Out of everything, it’s the people we work with. We want everyone to leave here with something more than they came with.

Nairobi Street Kitchen (NSK). [Courtesy]

What’s it like opening a new business during a pandemic?

Not knowing what will happen is nerve-wracking. 

In terms of design, we wanted to make it very comfortable for groups of people. The high ceilings at the rooftop bar are designed to help people feel less claustrophobic

Our biggest challenge so far is the 7 pm closing of bars. As a restaurant, the money comes in when people drink. And no one wants to drink that early in the evening so that has been tough for us. We can’t wait for the restrictions to be lifted after which we intend to be among the few restaurants open till 4.am in the morning.

What advice can you give young entrepreneurs?

Seek out opportunities. It’s always a challenge to start any business. We wanted this place to be completely different from Kempinski. We wanted to make NSK more accessible and friendlier in pricing. This was unchartered territory and we wanted to take up the challenge and make it our passion. We saw an opportunity and went for it.

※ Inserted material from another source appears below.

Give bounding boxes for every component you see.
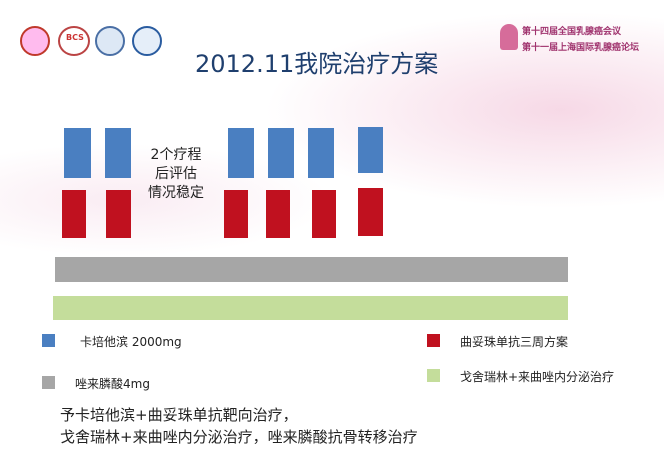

Believe in yourself. If you dream it - even the most ridiculous thing - and believe it you can do it. I’m proud to say we are risk-takers and hope to inspire everyone to go for it.

Willingness to learn is also key. Every day, we are in class. Dealing with construction is a different line of work from speaking to people in hospitality. You become tough and unfiltered especially as a woman. And I had to wear a completely different hat but the blood, sweat and tears were worth it.

Nairobi as a city has a huge waste management problem, we took it upon ourselves to re-use as much waste as we could, Re-cycle, re-use, re-purpose whatever you can, whenever you can. Make it your responsibility.

Take life with a pinch of salt. You will get many opinions on your choices, ideas, your business and if you take it all personally you lose sight of your goal.